Common Myths about Data Science
While Data Science as a field continues to mature, some faulty assumptions persists. Let’s address the most common ones.
While Data Science as a field continues to mature, some faulty assumptions persists. Let’s address the most common ones.
Common Myths about Data Science
Data science is losing some of its mystique as the field continues to mature, which is a good thing in many ways. Business leaders are gaining a more realistic view of the field as more enterprises see returns on their investments in data science capabilities. While some may have a more nuanced understanding of what data science can do, few understand how data science is actually done. As a result, even as its practitioners become indispensable, the field remains a "black box" for many.
Several studies suggest that the practice and profession sometimes remain opaque for the C-suite and other stakeholders. For data science to continue delivering on its great potential, we must correct faulty assumptions held by organizational leaders. In this post, we’ll walk through the most common myths and misconceptions, along with explanations to help dispel them.
Myth 1: More data = greater accuracy
When it comes to data collection, many companies place great emphasis on quantity. This isn't surprising, as research and surveys often teach that large data sets allow for better conclusions. However, as more companies use analytics in their decision-making, the demand for ever-larger amounts of data is increasing. Does gathering huge amounts of data really improve performance?
Data Scientists say no. Deep and broad pools of training data have their advantages, for example, in solving variance problems. But more data doesn't necessarily solve other problems, such as bias, nor can it replace conventional analysis. Companies with the most advanced data science capabilities already know this.
So where should companies focus their data efforts? As the saying goes, quality over quantity. Instead of asking if there's enough, companies should be asking if they're providing their teams with clean, relevant and useful data for what they're trying to model. In fact, huge amounts of low-quality data can lead to noisy results and poor insights, as disappointing early attempts to use AI against COVID -19 show. Companies would do better and make their data scientists happier if they instead prioritized stronger data management practices and better communication.

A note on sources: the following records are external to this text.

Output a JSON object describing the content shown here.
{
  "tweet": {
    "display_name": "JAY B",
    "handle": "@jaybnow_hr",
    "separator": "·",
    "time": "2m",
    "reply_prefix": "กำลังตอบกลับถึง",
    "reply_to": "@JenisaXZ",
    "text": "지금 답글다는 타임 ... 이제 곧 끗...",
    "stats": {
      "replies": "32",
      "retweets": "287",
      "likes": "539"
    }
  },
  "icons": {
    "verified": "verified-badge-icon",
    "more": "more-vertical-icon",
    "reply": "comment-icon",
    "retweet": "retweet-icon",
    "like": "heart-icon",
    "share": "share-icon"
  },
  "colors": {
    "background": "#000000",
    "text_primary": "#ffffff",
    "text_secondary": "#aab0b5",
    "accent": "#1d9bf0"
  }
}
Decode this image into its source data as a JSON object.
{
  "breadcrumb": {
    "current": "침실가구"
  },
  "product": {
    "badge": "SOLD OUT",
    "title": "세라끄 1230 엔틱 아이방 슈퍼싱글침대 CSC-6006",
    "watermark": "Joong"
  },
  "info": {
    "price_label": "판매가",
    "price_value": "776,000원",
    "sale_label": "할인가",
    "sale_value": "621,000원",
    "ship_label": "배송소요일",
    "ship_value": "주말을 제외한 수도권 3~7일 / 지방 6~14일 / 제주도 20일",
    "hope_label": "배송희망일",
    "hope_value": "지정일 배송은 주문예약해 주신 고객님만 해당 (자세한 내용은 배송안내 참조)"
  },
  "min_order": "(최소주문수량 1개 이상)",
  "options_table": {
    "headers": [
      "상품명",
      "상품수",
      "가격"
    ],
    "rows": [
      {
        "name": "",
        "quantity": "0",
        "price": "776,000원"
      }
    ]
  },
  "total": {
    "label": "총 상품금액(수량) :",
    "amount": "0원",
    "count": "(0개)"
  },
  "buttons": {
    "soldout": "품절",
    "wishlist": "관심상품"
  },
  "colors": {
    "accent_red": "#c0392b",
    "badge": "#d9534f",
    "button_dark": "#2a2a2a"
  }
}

Myth 2: Data science is next to be automated
After nearly two years of the pandemic crippling factories and disrupting supply chains, and with the labour market tight, executives across industries are turning to the promise of automation. Some may see data science, the basis for much of today's automation, as a natural candidate for the next wave of AI-powered upheaval. But this scenario seems unlikely.
Few data scientists seem worried that machines will replace them. On the contrary, they see the opportunity for AI and automation to help with easily repeatable tasks and free up more resources for work that requires human intervention, interpretation and problem solving. Simply put, automation will allow people to develop more complex models or algorithms and spend less time on routine work.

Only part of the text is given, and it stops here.